Saturday, October 16, 2021 3pm to 4:15am
About this Event
Please register to attend the EE Seminars via Zoom this fall. Note, this is a new link from last year. Once you register, you will receive the Zoom link for all 2021-22 EE Seminar events. You only have to register once to receive a recurring Zoom link for the series. Please click "Add to calendar '' after signing up for Google or Outlook reminders!
Multiagent reinforcement learning systems have recently achieved significant success in many AI challenges. Two crucial components that contribute to these successes are function approximation and self-play. Function approximation is commonly deployed in modern applications with large state space to approximate either the value function or the policy, while self-play enables the learner to improve by playing against itself instead of human experts. While recent progresses in RL theory address a rich set of RL problems, such successes are mostly restricted to the single-agent setting with limited classes of function approximation.

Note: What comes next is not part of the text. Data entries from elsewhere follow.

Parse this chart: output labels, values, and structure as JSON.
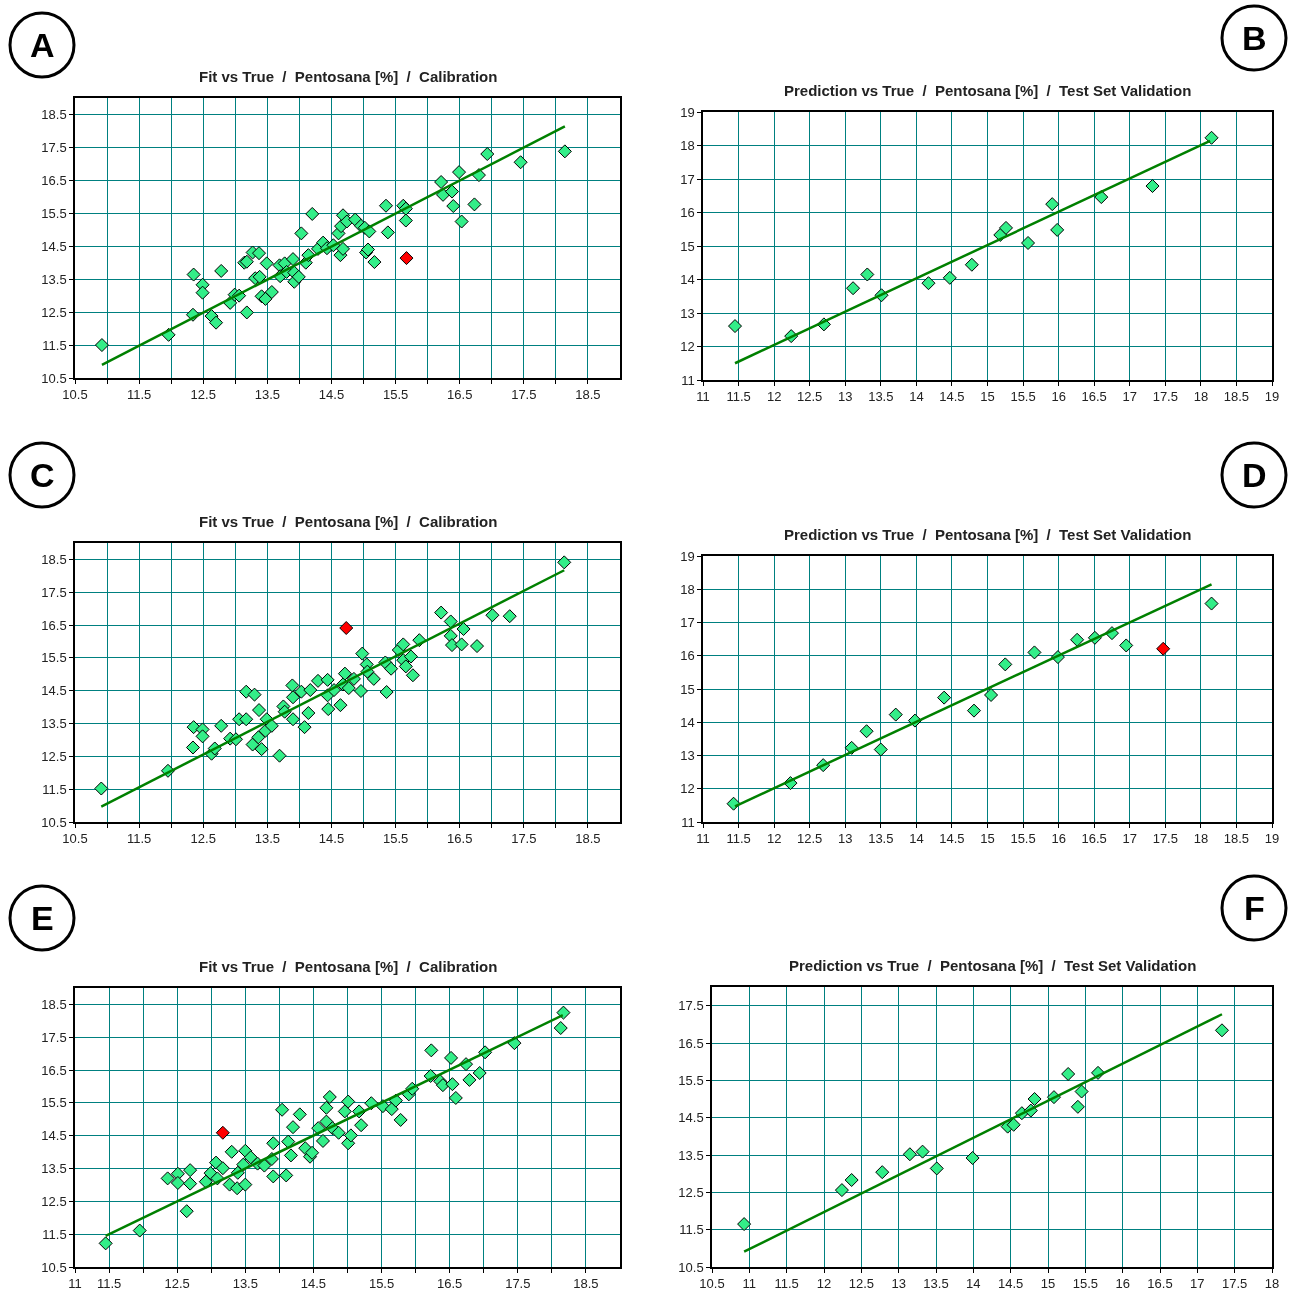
{
  "chart_data": [
    {
      "type": "scatter",
      "title": "Fit vs True  /  Pentosana [%]  /  Calibration",
      "annotations": [
        "A"
      ],
      "marker": "diamond",
      "grid": true,
      "xlim": [
        10.5,
        19
      ],
      "ylim": [
        10.5,
        19
      ],
      "xticks": [
        10.5,
        {
          "value": 11,
          "label": null
        },
        11.5,
        {
          "value": 12,
          "label": null
        },
        12.5,
        {
          "value": 13,
          "label": null
        },
        13.5,
        {
          "value": 14,
          "label": null
        },
        14.5,
        {
          "value": 15,
          "label": null
        },
        15.5,
        {
          "value": 16,
          "label": null
        },
        16.5,
        {
          "value": 17,
          "label": null
        },
        17.5,
        {
          "value": 18,
          "label": null
        },
        18.5
      ],
      "yticks": [
        10.5,
        11.5,
        12.5,
        13.5,
        14.5,
        15.5,
        16.5,
        17.5,
        18.5
      ],
      "series": [
        {
          "color": "#33ee88",
          "x": [
            10.92,
            11.96,
            12.34,
            12.35,
            12.49,
            12.49,
            12.63,
            12.7,
            12.78,
            12.92,
            12.99,
            13.06,
            13.18,
            13.14,
            13.18,
            13.27,
            13.37,
            13.31,
            13.38,
            13.41,
            13.47,
            13.57,
            13.49,
            13.69,
            13.7,
            13.77,
            13.8,
            13.9,
            13.92,
            13.92,
            13.99,
            14.03,
            14.1,
            14.14,
            14.2,
            14.29,
            14.37,
            14.43,
            14.53,
            14.61,
            14.64,
            14.68,
            14.65,
            14.68,
            14.74,
            14.87,
            14.96,
            15.02,
            15.09,
            15.04,
            15.07,
            15.17,
            15.35,
            15.38,
            15.62,
            15.66,
            15.66,
            16.21,
            16.24,
            16.38,
            16.4,
            16.49,
            16.53,
            16.73,
            16.8,
            16.93,
            17.45,
            18.14
          ],
          "values": [
            11.5,
            11.81,
            12.42,
            13.64,
            13.33,
            13.09,
            12.38,
            12.18,
            13.75,
            12.78,
            13.03,
            13.0,
            12.49,
            14.0,
            14.03,
            14.31,
            14.29,
            13.53,
            13.57,
            12.98,
            12.9,
            13.11,
            13.98,
            13.92,
            13.59,
            13.98,
            13.72,
            14.11,
            13.7,
            13.42,
            13.57,
            14.89,
            14.0,
            14.23,
            15.48,
            14.42,
            14.61,
            14.44,
            14.53,
            14.89,
            14.23,
            14.42,
            15.11,
            15.44,
            15.25,
            15.31,
            15.12,
            15.06,
            14.95,
            14.31,
            14.4,
            14.02,
            15.73,
            14.92,
            15.73,
            15.64,
            15.28,
            16.45,
            16.06,
            16.16,
            15.72,
            16.75,
            15.25,
            15.77,
            16.66,
            17.3,
            17.05,
            17.38
          ]
        },
        {
          "color": "#ff0000",
          "x": [
            15.67
          ],
          "values": [
            14.14
          ]
        },
        {
          "type": "line",
          "color": "#008000",
          "marker": "none",
          "x": [
            10.92,
            18.14
          ],
          "values": [
            10.9,
            18.14
          ]
        }
      ]
    },
    {
      "type": "scatter",
      "title": "Prediction vs True  /  Pentosana [%]  /  Test Set Validation",
      "annotations": [
        "B"
      ],
      "marker": "diamond",
      "grid": true,
      "xlim": [
        11,
        19
      ],
      "ylim": [
        11,
        19
      ],
      "xticks": [
        11,
        11.5,
        12,
        12.5,
        13,
        13.5,
        14,
        14.5,
        15,
        15.5,
        16,
        16.5,
        17,
        17.5,
        18,
        18.5,
        19
      ],
      "yticks": [
        11,
        12,
        13,
        14,
        15,
        16,
        17,
        18,
        19
      ],
      "series": [
        {
          "color": "#33ee88",
          "x": [
            11.45,
            12.24,
            12.7,
            13.11,
            13.31,
            13.51,
            14.17,
            14.47,
            14.78,
            15.18,
            15.26,
            15.57,
            15.91,
            15.98,
            16.6,
            17.32,
            18.15
          ],
          "values": [
            12.61,
            12.31,
            12.66,
            13.74,
            14.15,
            13.53,
            13.89,
            14.05,
            14.44,
            15.33,
            15.54,
            15.09,
            16.25,
            15.48,
            16.46,
            16.79,
            18.23
          ]
        },
        {
          "type": "line",
          "color": "#008000",
          "marker": "none",
          "x": [
            11.45,
            18.13
          ],
          "values": [
            11.5,
            18.14
          ]
        }
      ]
    },
    {
      "type": "scatter",
      "title": "Fit vs True  /  Pentosana [%]  /  Calibration",
      "annotations": [
        "C"
      ],
      "marker": "diamond",
      "grid": true,
      "xlim": [
        10.5,
        19
      ],
      "ylim": [
        10.5,
        19
      ],
      "xticks": [
        10.5,
        {
          "value": 11,
          "label": null
        },
        11.5,
        {
          "value": 12,
          "label": null
        },
        12.5,
        {
          "value": 13,
          "label": null
        },
        13.5,
        {
          "value": 14,
          "label": null
        },
        14.5,
        {
          "value": 15,
          "label": null
        },
        15.5,
        {
          "value": 16,
          "label": null
        },
        16.5,
        {
          "value": 17,
          "label": null
        },
        17.5,
        {
          "value": 18,
          "label": null
        },
        18.5
      ],
      "yticks": [
        10.5,
        11.5,
        12.5,
        13.5,
        14.5,
        15.5,
        16.5,
        17.5,
        18.5
      ],
      "series": [
        {
          "color": "#33ee88",
          "x": [
            10.91,
            11.95,
            12.34,
            12.35,
            12.49,
            12.49,
            12.63,
            12.68,
            12.78,
            12.92,
            13.01,
            13.06,
            13.17,
            13.17,
            13.3,
            13.27,
            13.36,
            13.37,
            13.41,
            13.47,
            13.49,
            13.57,
            13.69,
            13.75,
            13.77,
            13.89,
            13.9,
            13.9,
            14.03,
            14.08,
            14.14,
            14.17,
            14.29,
            14.44,
            14.44,
            14.45,
            14.54,
            14.64,
            14.68,
            14.71,
            14.77,
            14.85,
            14.96,
            14.98,
            15.05,
            15.06,
            15.16,
            15.34,
            15.36,
            15.43,
            15.55,
            15.62,
            15.62,
            15.66,
            15.74,
            15.77,
            15.87,
            16.21,
            16.36,
            16.36,
            16.38,
            16.53,
            16.56,
            16.77,
            17.01,
            17.28,
            18.13
          ],
          "values": [
            11.52,
            12.06,
            12.77,
            13.39,
            13.32,
            13.11,
            12.58,
            12.74,
            13.43,
            13.04,
            13.02,
            13.63,
            13.63,
            14.47,
            14.38,
            12.86,
            13.08,
            13.91,
            12.72,
            13.28,
            13.63,
            13.43,
            12.52,
            14.02,
            13.86,
            14.66,
            14.3,
            13.63,
            14.47,
            13.39,
            13.82,
            14.52,
            14.8,
            14.83,
            14.36,
            13.94,
            14.52,
            14.06,
            14.69,
            15.02,
            14.58,
            14.86,
            14.49,
            15.63,
            15.3,
            15.08,
            14.86,
            15.36,
            14.46,
            15.17,
            15.74,
            15.91,
            15.43,
            15.24,
            15.54,
            14.97,
            16.04,
            16.88,
            16.61,
            16.17,
            15.89,
            15.91,
            16.38,
            15.86,
            16.8,
            16.77,
            18.41
          ]
        },
        {
          "color": "#ff0000",
          "x": [
            14.73
          ],
          "values": [
            16.41
          ]
        },
        {
          "type": "line",
          "color": "#008000",
          "marker": "none",
          "x": [
            10.91,
            18.13
          ],
          "values": [
            10.97,
            18.17
          ]
        }
      ]
    },
    {
      "type": "scatter",
      "title": "Prediction vs True  /  Pentosana [%]  /  Test Set Validation",
      "annotations": [
        "D"
      ],
      "marker": "diamond",
      "grid": true,
      "xlim": [
        11,
        19
      ],
      "ylim": [
        11,
        19
      ],
      "xticks": [
        11,
        11.5,
        12,
        12.5,
        13,
        13.5,
        14,
        14.5,
        15,
        15.5,
        16,
        16.5,
        17,
        17.5,
        18,
        18.5,
        19
      ],
      "yticks": [
        11,
        12,
        13,
        14,
        15,
        16,
        17,
        18,
        19
      ],
      "series": [
        {
          "color": "#33ee88",
          "x": [
            11.43,
            12.23,
            12.69,
            13.09,
            13.3,
            13.5,
            13.71,
            13.98,
            14.39,
            14.81,
            15.05,
            15.25,
            15.66,
            15.99,
            16.26,
            16.51,
            16.75,
            16.95,
            18.15
          ],
          "values": [
            11.55,
            12.17,
            12.71,
            13.23,
            13.73,
            13.18,
            14.23,
            14.05,
            14.74,
            14.35,
            14.82,
            15.74,
            16.1,
            15.96,
            16.48,
            16.54,
            16.68,
            16.31,
            17.57
          ]
        },
        {
          "color": "#ff0000",
          "x": [
            17.47
          ],
          "values": [
            16.21
          ]
        },
        {
          "type": "line",
          "color": "#008000",
          "marker": "none",
          "x": [
            11.45,
            18.15
          ],
          "values": [
            11.47,
            18.15
          ]
        }
      ]
    },
    {
      "type": "scatter",
      "title": "Fit vs True  /  Pentosana [%]  /  Calibration",
      "annotations": [
        "E"
      ],
      "marker": "diamond",
      "grid": true,
      "xlim": [
        11,
        19
      ],
      "ylim": [
        10.5,
        19
      ],
      "xticks": [
        11,
        11.5,
        {
          "value": 12,
          "label": null
        },
        12.5,
        {
          "value": 13,
          "label": null
        },
        13.5,
        {
          "value": 14,
          "label": null
        },
        14.5,
        {
          "value": 15,
          "label": null
        },
        15.5,
        {
          "value": 16,
          "label": null
        },
        16.5,
        {
          "value": 17,
          "label": null
        },
        17.5,
        {
          "value": 18,
          "label": null
        },
        18.5
      ],
      "yticks": [
        10.5,
        11.5,
        12.5,
        13.5,
        14.5,
        15.5,
        16.5,
        17.5,
        18.5
      ],
      "series": [
        {
          "color": "#33ee88",
          "x": [
            11.45,
            11.95,
            12.36,
            12.51,
            12.51,
            12.64,
            12.69,
            12.69,
            12.92,
            12.99,
            13.07,
            13.09,
            13.17,
            13.27,
            13.3,
            13.38,
            13.39,
            13.47,
            13.5,
            13.5,
            13.58,
            13.68,
            13.78,
            13.89,
            13.91,
            13.91,
            14.04,
            14.1,
            14.13,
            14.17,
            14.2,
            14.3,
            14.38,
            14.45,
            14.48,
            14.57,
            14.64,
            14.69,
            14.69,
            14.74,
            14.78,
            14.87,
            14.96,
            15.01,
            15.01,
            15.05,
            15.17,
            15.2,
            15.35,
            15.52,
            15.65,
            15.71,
            15.78,
            15.9,
            15.95,
            16.22,
            16.23,
            16.36,
            16.4,
            16.52,
            16.54,
            16.59,
            16.74,
            16.79,
            16.94,
            17.02,
            17.45,
            18.13,
            18.17
          ],
          "values": [
            11.22,
            11.61,
            13.2,
            13.34,
            13.06,
            12.2,
            13.45,
            13.04,
            13.1,
            13.36,
            13.68,
            13.2,
            13.51,
            13.01,
            14.01,
            12.9,
            13.37,
            13.62,
            13.01,
            14.04,
            13.84,
            13.65,
            13.59,
            13.79,
            13.26,
            14.27,
            15.29,
            13.29,
            14.32,
            13.9,
            14.76,
            15.15,
            14.12,
            13.86,
            13.98,
            14.73,
            14.34,
            15.35,
            14.93,
            15.68,
            14.73,
            14.59,
            15.24,
            15.54,
            14.27,
            14.51,
            15.24,
            14.82,
            15.49,
            15.4,
            15.31,
            15.57,
            14.98,
            15.76,
            15.93,
            16.32,
            17.1,
            16.16,
            16.04,
            16.87,
            16.07,
            15.65,
            16.68,
            16.2,
            16.41,
            17.04,
            17.32,
            17.78,
            18.25
          ]
        },
        {
          "color": "#ff0000",
          "x": [
            13.17
          ],
          "values": [
            14.59
          ]
        },
        {
          "type": "line",
          "color": "#008000",
          "marker": "none",
          "x": [
            11.45,
            18.16
          ],
          "values": [
            11.45,
            18.17
          ]
        }
      ]
    },
    {
      "type": "scatter",
      "title": "Prediction vs True  /  Pentosana [%]  /  Test Set Validation",
      "annotations": [
        "F"
      ],
      "marker": "diamond",
      "grid": true,
      "xlim": [
        10.5,
        18
      ],
      "ylim": [
        10.5,
        18
      ],
      "xticks": [
        10.5,
        11,
        11.5,
        12,
        12.5,
        13,
        13.5,
        14,
        14.5,
        15,
        15.5,
        16,
        16.5,
        17,
        17.5,
        18
      ],
      "yticks": [
        10.5,
        11.5,
        12.5,
        13.5,
        14.5,
        15.5,
        16.5,
        17.5
      ],
      "series": [
        {
          "color": "#33ee88",
          "x": [
            10.93,
            12.24,
            12.37,
            12.78,
            13.15,
            13.32,
            13.51,
            13.99,
            14.46,
            14.54,
            14.65,
            14.77,
            14.82,
            15.08,
            15.27,
            15.4,
            15.45,
            15.67,
            17.33
          ],
          "values": [
            11.65,
            12.56,
            12.83,
            13.04,
            13.52,
            13.59,
            13.14,
            13.42,
            14.26,
            14.31,
            14.62,
            14.69,
            15.0,
            15.05,
            15.67,
            14.79,
            15.2,
            15.7,
            16.84
          ]
        },
        {
          "type": "line",
          "color": "#008000",
          "marker": "none",
          "x": [
            10.93,
            17.33
          ],
          "values": [
            10.91,
            17.27
          ]
        }
      ]
    }
  ]
}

This talk presents our progress on addressing both challenges. We first propose a new algorithm that can provably find a near-optimal policy using a polynomial number of samples, for any single-agent RL problems with low Bellman-Eluder dimension---a generic complexity measure which captures a majority of existing tractable RL problems. We then extend the results to the setting of two-player zero-sum Markov games, propose a new self-play algorithm that can provably find the Nash equilibrium policy using a polynomial number of samples. A key component of our self-play algorithm is the exploiter, which facilitates the learning of the main player by deliberately exploiting her weakness.